Published September 14, 2017
EDITOR’S NOTE: In a series of columns, Pascal-Emmanuel Gobry, a Paris-based conservative and fellow at the Ethics and Public Policy Center, will write on an alarming trend, which he calls the Francification of America.
France and America are countries linked at birth. Each has always seen in the other a funhouse-mirror version of itself, and they have used each other to try to understand themselves. Writers such as Alexis de Tocqueville in the 19th century and Jean-Jacques Servan-Schreiber in the 20th wanted France to be more like America; today, Gobry argues, America is turning into France, and in the wrong ways.
Welcome to the New Normal. Here in Paris, we know it as the Old Normal.
The phrase “the new normal” has become something of a cliché. It originated in financial circles in the wake of the 2008 crisis, with analysts who presciently suggested that the new, extraordinary interest-rate policies of the world’s major central banks would become ordinary. But it quickly grew to encompass a view of the entire economy: slow growth, mass unemployment, low productivity, stagnation. In America, these things are exceptional; the American economy sometimes stumbles, but always comes roaring back. Is this time different?
For France, this new normal is also the old normal. Alone among Western economies, the French economy never really recovered from the 1970s energy crisis, which tipped it away from its long post-war boom, now nostalgically referred to as the Thirty Glorious Years, into mass unemployment, deficits, and low growth.
Those things are calamities not only on their own, but because of the sociopolitical realities that go along with them: an increase in various social pathologies among those hit by long-term unemployment, social stratification, and a profound, widespread sense of malaise. The upshot is that many French people have long sought someone, anyone, to Make France Great Again.
Every politico snorted at Donald Trump’s campaign slogan.
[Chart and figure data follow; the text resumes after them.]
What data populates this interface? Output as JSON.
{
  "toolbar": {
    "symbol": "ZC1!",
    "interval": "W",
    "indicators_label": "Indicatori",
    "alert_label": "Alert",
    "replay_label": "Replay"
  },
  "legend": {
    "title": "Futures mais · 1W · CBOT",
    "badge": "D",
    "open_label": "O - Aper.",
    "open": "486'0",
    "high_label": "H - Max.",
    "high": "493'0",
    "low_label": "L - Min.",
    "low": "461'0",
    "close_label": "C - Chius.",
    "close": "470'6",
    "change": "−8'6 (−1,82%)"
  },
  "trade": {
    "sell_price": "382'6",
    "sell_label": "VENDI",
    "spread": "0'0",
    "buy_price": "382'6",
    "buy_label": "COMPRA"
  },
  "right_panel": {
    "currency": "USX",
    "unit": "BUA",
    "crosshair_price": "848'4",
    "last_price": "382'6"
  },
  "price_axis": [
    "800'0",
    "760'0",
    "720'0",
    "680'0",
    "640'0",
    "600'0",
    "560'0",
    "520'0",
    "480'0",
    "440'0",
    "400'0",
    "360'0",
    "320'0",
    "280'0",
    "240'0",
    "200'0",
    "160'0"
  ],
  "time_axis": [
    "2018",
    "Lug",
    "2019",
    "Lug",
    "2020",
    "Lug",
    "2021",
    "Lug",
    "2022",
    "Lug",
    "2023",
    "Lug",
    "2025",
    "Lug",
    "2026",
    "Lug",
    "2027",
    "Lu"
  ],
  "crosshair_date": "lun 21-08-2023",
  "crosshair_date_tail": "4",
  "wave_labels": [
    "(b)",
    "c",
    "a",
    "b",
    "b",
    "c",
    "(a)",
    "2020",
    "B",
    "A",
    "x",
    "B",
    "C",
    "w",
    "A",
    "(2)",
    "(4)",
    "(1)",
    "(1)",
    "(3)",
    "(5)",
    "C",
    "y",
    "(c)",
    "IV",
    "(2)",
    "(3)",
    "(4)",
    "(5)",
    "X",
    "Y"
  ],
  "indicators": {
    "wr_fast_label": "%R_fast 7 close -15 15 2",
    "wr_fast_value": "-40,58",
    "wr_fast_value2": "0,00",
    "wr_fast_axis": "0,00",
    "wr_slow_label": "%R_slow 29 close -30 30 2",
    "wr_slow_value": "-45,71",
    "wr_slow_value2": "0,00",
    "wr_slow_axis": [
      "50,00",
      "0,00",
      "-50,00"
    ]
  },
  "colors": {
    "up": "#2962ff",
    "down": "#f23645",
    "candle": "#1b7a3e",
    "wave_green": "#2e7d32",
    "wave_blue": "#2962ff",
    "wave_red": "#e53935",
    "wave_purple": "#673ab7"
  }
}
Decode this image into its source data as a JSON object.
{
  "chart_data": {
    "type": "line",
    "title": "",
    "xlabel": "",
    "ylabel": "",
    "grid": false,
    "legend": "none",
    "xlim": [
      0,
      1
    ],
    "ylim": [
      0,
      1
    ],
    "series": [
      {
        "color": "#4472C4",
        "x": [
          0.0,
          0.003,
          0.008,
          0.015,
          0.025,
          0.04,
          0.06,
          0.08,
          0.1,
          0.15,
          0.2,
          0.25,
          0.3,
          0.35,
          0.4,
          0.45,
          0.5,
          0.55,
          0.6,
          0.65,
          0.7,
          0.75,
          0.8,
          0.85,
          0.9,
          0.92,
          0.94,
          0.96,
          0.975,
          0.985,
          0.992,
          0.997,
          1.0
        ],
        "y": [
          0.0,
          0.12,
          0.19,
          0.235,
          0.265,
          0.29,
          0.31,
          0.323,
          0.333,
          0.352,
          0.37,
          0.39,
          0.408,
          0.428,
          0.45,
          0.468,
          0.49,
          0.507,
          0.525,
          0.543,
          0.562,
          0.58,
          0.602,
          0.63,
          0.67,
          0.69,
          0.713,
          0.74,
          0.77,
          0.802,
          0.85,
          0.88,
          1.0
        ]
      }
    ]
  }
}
After all, to say that you want to “Make America Great Again” is to admit that you think America is not still great, a cardinal sin. But Trump proved the pundits wrong: The slogan turned out to be a piece of genius political communication, because it captured the belief of a large swath of voters.
America, it seems, has French disease. Oh, the statistics look good on their face. After all, it is true that America has recovered economically from the long slog of the Great Recession much better than other countries. Last quarter, GDP grew at a very impressive annualized rate of 3 percent. The unemployment rate is 4.3 percent, lower than that of every other major economy except Germany.
But as many observers have noted, and as countless American voters can attest, these rosy figures mask another, darker reality. The American labor-force-participation rate was 62.9 percent for August, the last month for which data are available. For the last five years, it has been stuck at levels not seen since the Carter administration. Many Americans have left the labor force not because they decided to stop looking for work, but because they couldn’t find any. These people now have to exist in a demimonde of informal work, welfare, and other handouts such as SSDI, without the dignity and security of work. And even on their face the unemployment numbers don’t tell such a rosy picture: The unemployment rate is 2.7 percent for those with a college degree, but 5.2 percent for those with only a high-school education, showing the bifurcation of the American workforce into the more-skilled and the less-skilled.
If Donald Trump’s victory showed something, it is that a general and widespread loss of confidence in America and its future has taken hold of voters. In the Carter Era, the same palpable “malaise” turned out to be just a blip for America, leading to a dramatic political realignment and significant economic reform and geopolitical success under Ronald Reagan. France, meanwhile, never recovered, and is stuck in the same rut today as it was 30 years ago. Now the new American normal is the old French normal. And that’s not good.
— Pascal-Emmanuel Gobry is a Paris-based writer and a fellow at the Ethics and Public Policy Center.